Ricardo vino al barrio hace poco. Yo me iré en poco tiempo. Hablamos de las paredes, las puertas y las ventanas. En realidad hablamos de quienes las pusieron ahí. Hasta hace unos años vivían los fundadores del barrio.
Los fundadores compraron lotes en la década del 30 y fueron construyendo sus casas de a poco. Los conocí pero ya se fueron muriendo y ahora mueren sus hijos. Ricardo no los conoció. Porque Ricardo vino hace poco. Ahora Ricardo viene y yo me voy, pero nos tratamos como si fuéramos viejos amigos de la infancia que están por morir y recuerdan a todos lo que han muerto.
Otro Ricardo vivía enfrente de mi otra casa. El que la había construido se había suicidado mucho antes de que yo la comprara, por eso los vecinos no la querían comprar. Yo no lo sabía que había sido carnicero el que había comprado el lote y ahí había hecho la casa en la que yo estaba viviendo.
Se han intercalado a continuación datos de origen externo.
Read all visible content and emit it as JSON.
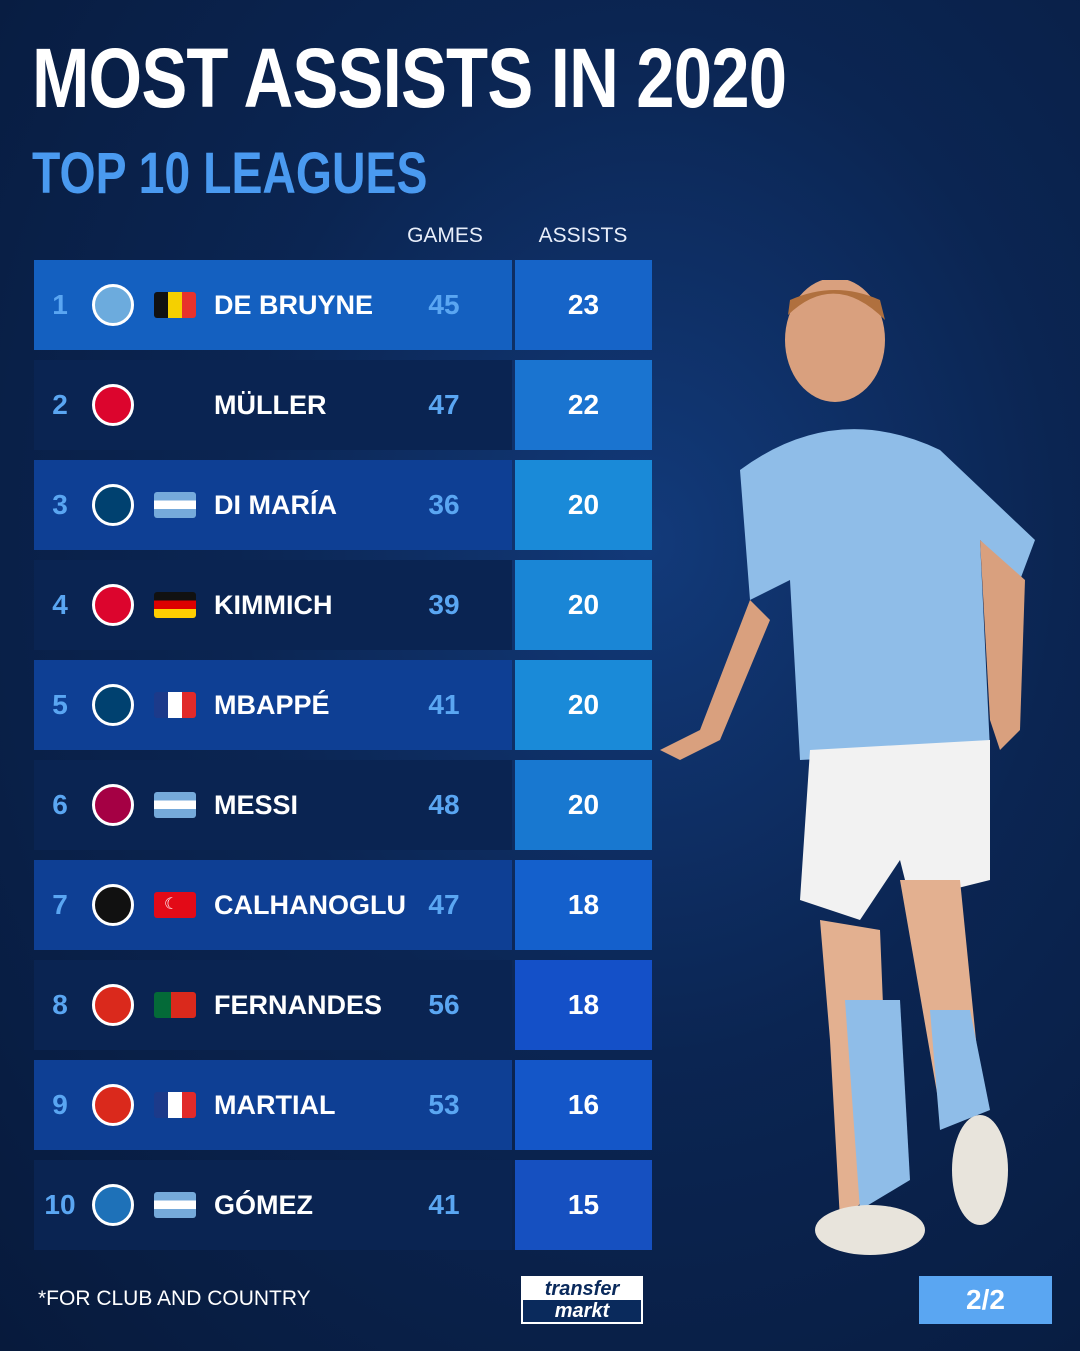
{
  "title": "MOST ASSISTS IN 2020",
  "subtitle": "TOP 10 LEAGUES",
  "chart_data": {
    "type": "table",
    "columns": [
      "GAMES",
      "ASSISTS"
    ],
    "rows": [
      {
        "rank": "1",
        "club": "Manchester City",
        "flag": "Belgium",
        "name": "DE BRUYNE",
        "games": "45",
        "assists": "23"
      },
      {
        "rank": "2",
        "club": "Bayern München",
        "flag": "",
        "name": "MÜLLER",
        "games": "47",
        "assists": "22"
      },
      {
        "rank": "3",
        "club": "Paris Saint-Germain",
        "flag": "Argentina",
        "name": "DI MARÍA",
        "games": "36",
        "assists": "20"
      },
      {
        "rank": "4",
        "club": "Bayern München",
        "flag": "Germany",
        "name": "KIMMICH",
        "games": "39",
        "assists": "20"
      },
      {
        "rank": "5",
        "club": "Paris Saint-Germain",
        "flag": "France",
        "name": "MBAPPÉ",
        "games": "41",
        "assists": "20"
      },
      {
        "rank": "6",
        "club": "FC Barcelona",
        "flag": "Argentina",
        "name": "MESSI",
        "games": "48",
        "assists": "20"
      },
      {
        "rank": "7",
        "club": "AC Milan",
        "flag": "Turkey",
        "name": "CALHANOGLU",
        "games": "47",
        "assists": "18"
      },
      {
        "rank": "8",
        "club": "Sporting CP / Manchester United",
        "flag": "Portugal",
        "name": "FERNANDES",
        "games": "56",
        "assists": "18"
      },
      {
        "rank": "9",
        "club": "Manchester United",
        "flag": "France",
        "name": "MARTIAL",
        "games": "53",
        "assists": "16"
      },
      {
        "rank": "10",
        "club": "Atalanta",
        "flag": "Argentina",
        "name": "GÓMEZ",
        "games": "41",
        "assists": "15"
      }
    ]
  },
  "footnote": "*FOR CLUB AND COUNTRY",
  "logo": {
    "line1": "transfer",
    "line2": "markt"
  },
  "page": "2/2",
  "colors": {
    "accent": "#4a9af0",
    "row_light": "#0e4aa6",
    "row_dark": "#0a2452"
  }
}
No sabía que el carnicero se había ejecutado con un cuchillo en la cocina de la casa. Ricardo tampoco sabía. Creo. Ricardo todas las mañanas salía al hospital. Yo tambien. Ricardo salía pero yo no se como llegaba, pero llegaba al primer piso del pabellón de psiquiatría, igual que yo. Pasábamos la mañana juntos. Yo como practicante de psiquiatría, él como paciente. Luego, al mediodía, Ricardo salía de regreso a su casa, igual que yo. A la tarde, muy de vez en cuando, lo veía salir a comprar al almacén. Supongo que él tambien me vería. Nunca lo conocí.
Frente al hospital militar ocupamos un departamento con Fernando. Jugábamos horas al ajedrez despreocupadamente. Yo posponía mis estudios de medicina y estudiaba ajedrez. A la semana de que nos mudáramos ahí uno de los focos de la guarnición del hospital militar nos apuntó justo a la ventana y con tanta potencia que no tenía sentido bajar las persianas ni apagar la luz. Así estuvimos unos meses, sin preocuparnos por el foco nocturno porque éramos adolescentes y porque no teníamos idea de lo que esos vecinos estaban dispuestos a hacer. Cuando lo supimos ya nos habíamos ido.
Fui de acá para allá y tuve un vecino del que no supe su nombre. El era cetrino, tenía una barba desarreglada, anteojos y no me miraba cuando nos cruzábamos por la escalera ni contestaba mis saludos de buen vecino. Ella, su compañera, cuidaba a sus dos pequeños hijos. Yo los escuchaba gritar por la ventana de la cocina. Eramos veinteañeros, con pequeñas criaturas, viviendo en un humildísimo edificio en Villa Mitre. Ellos vivían en el departamento B del segundo piso, nosotros en el departamento C. El pasillo nos separaba. Dos años después, cuando nos fuimos definitivamente, le pregunté porque nunca me había saludado ni hablado. “Nunca hablo con judíos” me dijo.
Jorge vivía en el primer piso, pero casi no lo conocíamos porque su madre no lo dejaba salir a jugar con nosotros. Los chicos de la manzana nos encontrábamos en la cortada de Olazabal, donde había varios baldíos, edificios en construcción y un asfalto que daba al paredón del tren que las generaciones de pibes habían instituido como cancha de fútbol. Un día la madre de Jorge se apiadó y me dejó entrar a jugar en el departamento. Tuve que sacarme las zapatillas y ponerme patines para pisos encerados. Hace poco pasé por ese pasillo y vi, por la puerta entreabierta, que el piso seguía impecable.